ER WAR FÜR EINE WEILE nach draußen gegangen. Zumindest sagte er, dass er eine Weile weg sei und dass er zurückkommen würde. Sie wusste nicht, was schlimmer war. Ihn im Raum zu haben, launisch und lebensgefährlich. Oder ganz allein hier zu liegen und nicht zu wissen, ob sie jemals wieder freikommen würde. Es pochte in ihren Armen und Fußknöcheln. Die Riemen spannten. Sie versuchte, ihre Finger zu bewegen, die Zehen, die Blutzirkulation in Gang zu bringen. Ihr ganzer Körper tat weh.
    Manchmal raschelte es in der kleinen Nische hinter dem Vorhang. Wie winzige Mäusefüße, die dort umhertrippelten, mit ihren kleinen scharfen Krallen. Er hatte die Kerzen ausgeblasen, als er ging. Es roch modrig, sie fror, und ihr war übel. Das hier war die Hölle. Sie war in die Hölle geraten. In die Hölle, mit all den alten Gespenstern.
    Zuerst diese Frau, Jill. Justines erster Gedanke war gewesen: Berit! Für ein paar Sekunden flossen ihre Gesichter ineinander. Ihre Magenwände wanden sich wie Schlangen. Dann begriff sie.
    Die Geschichte wiederholte sich. Sie kamen zu ihr und stellten Fragen. Griffen alte Episoden aus ihrer Kindheit wieder auf. Aber all das hatte sich inzwischen erledigt. Dass sie das nicht verstehen wollten!
    Sie begannen, von Berit zu sprechen. Was sie gesagt und getan hatte.
    Sie hatte Jill nicht ins Haus lassen wollen. Wollte es nicht besudeln lassen. Berit hatte es bereits besudelt. Sie war in ihrem ganz privaten Bereich herumgetrampelt und hätte ihn beinahe zerstört. Es hatte viele Jahre gebraucht, um den Schaden wieder gutzumachen.
    »Liebe Justine, könnte ich bitte kurz hereinkommen und deine Toilette benutzen?« Jills flehender Blick. Dass die Gesichtszüge sich im Zuge des Erwachsenwerdens so ins Negative verändern konnten, die Nasen und Ohren klobig wurden und die Haut großporig und derb. Und dennoch hatte Justine sie wiedererkannt. Genauso, wie sie Berit erkannt hatte.
    Eine ganze Gruppe waren sie damals auf dem Berg gewesen. Berit und Evy und Gerd. Und dann natürlich Jill, irgendwo im Hintergrund. Sie hatten sie auf den unebenen Steinen niedergerungen und sich auf sie gekniet. Jetzt werden wir nachschauen, wie sie aussieht. Justine wehrte sich mit Händen und Füßen, kratzte mit ihren Fingernägeln, bis die Haut der Mädchen feucht und rutschig wurde. Doch es half nichts. Sie begannen, ihr die Kleider auszuziehen.

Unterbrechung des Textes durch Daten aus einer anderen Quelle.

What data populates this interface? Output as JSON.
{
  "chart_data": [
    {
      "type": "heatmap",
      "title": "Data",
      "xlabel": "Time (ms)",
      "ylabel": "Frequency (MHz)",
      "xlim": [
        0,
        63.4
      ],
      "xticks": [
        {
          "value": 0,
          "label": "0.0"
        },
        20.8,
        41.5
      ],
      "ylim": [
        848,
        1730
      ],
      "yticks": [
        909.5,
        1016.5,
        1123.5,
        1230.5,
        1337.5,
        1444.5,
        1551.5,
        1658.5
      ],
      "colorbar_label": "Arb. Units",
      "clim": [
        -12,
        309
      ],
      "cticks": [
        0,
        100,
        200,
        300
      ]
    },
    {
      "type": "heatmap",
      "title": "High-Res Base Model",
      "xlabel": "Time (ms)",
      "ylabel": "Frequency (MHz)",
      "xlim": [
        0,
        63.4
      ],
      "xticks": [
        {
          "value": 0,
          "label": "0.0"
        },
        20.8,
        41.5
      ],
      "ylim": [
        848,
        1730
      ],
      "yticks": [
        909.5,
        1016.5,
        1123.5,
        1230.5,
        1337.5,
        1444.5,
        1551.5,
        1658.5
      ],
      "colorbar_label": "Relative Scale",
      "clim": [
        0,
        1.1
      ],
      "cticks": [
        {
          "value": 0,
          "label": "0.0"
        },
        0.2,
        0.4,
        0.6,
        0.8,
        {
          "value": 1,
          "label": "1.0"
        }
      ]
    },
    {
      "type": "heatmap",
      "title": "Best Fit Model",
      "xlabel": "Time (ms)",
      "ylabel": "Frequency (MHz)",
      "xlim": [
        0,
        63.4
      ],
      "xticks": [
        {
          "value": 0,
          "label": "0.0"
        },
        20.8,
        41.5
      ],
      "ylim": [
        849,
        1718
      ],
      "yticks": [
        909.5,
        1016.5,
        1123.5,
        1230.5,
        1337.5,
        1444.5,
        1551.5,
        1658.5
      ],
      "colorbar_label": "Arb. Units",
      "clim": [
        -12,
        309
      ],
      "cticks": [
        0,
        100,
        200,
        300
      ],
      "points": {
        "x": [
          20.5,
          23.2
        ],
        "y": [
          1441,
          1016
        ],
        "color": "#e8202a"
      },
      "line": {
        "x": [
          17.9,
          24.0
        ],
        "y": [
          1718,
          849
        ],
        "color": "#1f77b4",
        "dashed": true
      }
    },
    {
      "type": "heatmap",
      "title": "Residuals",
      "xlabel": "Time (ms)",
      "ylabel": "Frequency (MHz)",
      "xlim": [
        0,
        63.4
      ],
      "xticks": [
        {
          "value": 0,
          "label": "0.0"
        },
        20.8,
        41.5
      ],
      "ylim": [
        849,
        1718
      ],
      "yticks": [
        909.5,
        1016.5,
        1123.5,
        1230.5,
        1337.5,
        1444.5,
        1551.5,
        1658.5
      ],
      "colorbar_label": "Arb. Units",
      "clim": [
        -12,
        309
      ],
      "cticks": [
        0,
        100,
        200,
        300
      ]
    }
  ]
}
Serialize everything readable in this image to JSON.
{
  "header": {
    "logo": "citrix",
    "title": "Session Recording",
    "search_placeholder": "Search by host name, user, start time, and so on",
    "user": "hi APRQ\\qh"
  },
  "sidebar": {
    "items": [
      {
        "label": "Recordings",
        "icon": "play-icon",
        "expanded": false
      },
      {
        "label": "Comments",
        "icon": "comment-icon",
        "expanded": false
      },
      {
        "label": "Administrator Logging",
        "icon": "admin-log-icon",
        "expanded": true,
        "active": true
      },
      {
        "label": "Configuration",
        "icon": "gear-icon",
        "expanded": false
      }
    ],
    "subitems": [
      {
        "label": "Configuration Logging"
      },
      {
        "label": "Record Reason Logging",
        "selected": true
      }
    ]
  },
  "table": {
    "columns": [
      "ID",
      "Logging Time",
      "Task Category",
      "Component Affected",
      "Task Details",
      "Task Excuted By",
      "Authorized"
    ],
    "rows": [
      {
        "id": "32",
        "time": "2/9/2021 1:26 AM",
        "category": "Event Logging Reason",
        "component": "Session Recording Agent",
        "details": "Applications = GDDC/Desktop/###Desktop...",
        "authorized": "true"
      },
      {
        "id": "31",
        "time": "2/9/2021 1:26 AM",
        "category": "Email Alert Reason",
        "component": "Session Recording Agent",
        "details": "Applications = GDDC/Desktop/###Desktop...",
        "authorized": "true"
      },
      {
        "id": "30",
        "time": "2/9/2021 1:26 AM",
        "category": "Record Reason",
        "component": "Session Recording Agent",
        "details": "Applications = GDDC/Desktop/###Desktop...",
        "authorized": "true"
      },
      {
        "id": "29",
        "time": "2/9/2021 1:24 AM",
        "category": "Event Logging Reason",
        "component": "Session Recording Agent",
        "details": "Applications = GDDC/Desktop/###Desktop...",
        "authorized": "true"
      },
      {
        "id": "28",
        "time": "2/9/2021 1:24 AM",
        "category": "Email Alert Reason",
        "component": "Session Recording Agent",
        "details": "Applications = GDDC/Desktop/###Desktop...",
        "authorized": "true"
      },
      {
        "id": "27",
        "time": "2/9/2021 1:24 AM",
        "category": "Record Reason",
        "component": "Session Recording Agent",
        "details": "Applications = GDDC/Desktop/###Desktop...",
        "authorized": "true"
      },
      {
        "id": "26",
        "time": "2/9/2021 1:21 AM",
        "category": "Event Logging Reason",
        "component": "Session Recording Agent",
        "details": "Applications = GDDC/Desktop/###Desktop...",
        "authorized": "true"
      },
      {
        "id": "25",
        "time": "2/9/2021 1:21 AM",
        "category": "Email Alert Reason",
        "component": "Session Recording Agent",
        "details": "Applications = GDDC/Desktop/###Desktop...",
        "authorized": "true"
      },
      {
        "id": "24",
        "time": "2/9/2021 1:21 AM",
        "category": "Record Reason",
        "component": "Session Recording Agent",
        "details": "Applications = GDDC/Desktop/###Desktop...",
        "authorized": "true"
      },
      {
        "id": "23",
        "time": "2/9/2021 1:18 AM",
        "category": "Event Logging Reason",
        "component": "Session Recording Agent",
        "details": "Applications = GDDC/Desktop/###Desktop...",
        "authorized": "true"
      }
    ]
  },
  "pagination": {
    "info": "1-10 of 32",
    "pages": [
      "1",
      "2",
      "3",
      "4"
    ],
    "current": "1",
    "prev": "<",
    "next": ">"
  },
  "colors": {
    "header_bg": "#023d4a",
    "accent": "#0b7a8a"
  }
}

    »Bitte«, flehte Jill von neuem, und jetzt war es die erwachsene Jill mit der großen Nase. »Könnte ich nur kurz deine Toilette benutzen?«
    »Tut mir leid«, hatte sie geantwortet. »Das geht leider nicht.«
    Jill hatte sich umgedreht und war schnell in Richtung Pforte gelaufen.
    Kurz danach kam Micke.
     
    Sie hätte reingehen sollen. Ins Haus gehen und hinter sich abschließen. Ihre Kleider waren nass, sie hätte sich drinnen umziehen müssen. Stattdessen blieb sie im kalten Wind stehen.
    Hans Peter, dachte sie. Er machte sich inzwischen bestimmt Sorgen. Hatte er vielleicht schon vom Hotel aus versucht, sie zu erreichen? Oder würde er möglicherweise nicht vor dem nächsten Morgen, wenn er vom Hotel nach Hause käme, merken, dass sie weg war? Wie war es noch gleich? Würde er nun heute Nacht arbeiten müssen, oder hatte er frei? Irgendetwas war mit Ariadne. Ihr Mann war überraschend gestorben. Hans Peter war zu ihr gefahren, um sie zu unterstützen.
    Wenn sie selbst nun auch sterben würde. Noch dazu in den Fängen eines Verrückten.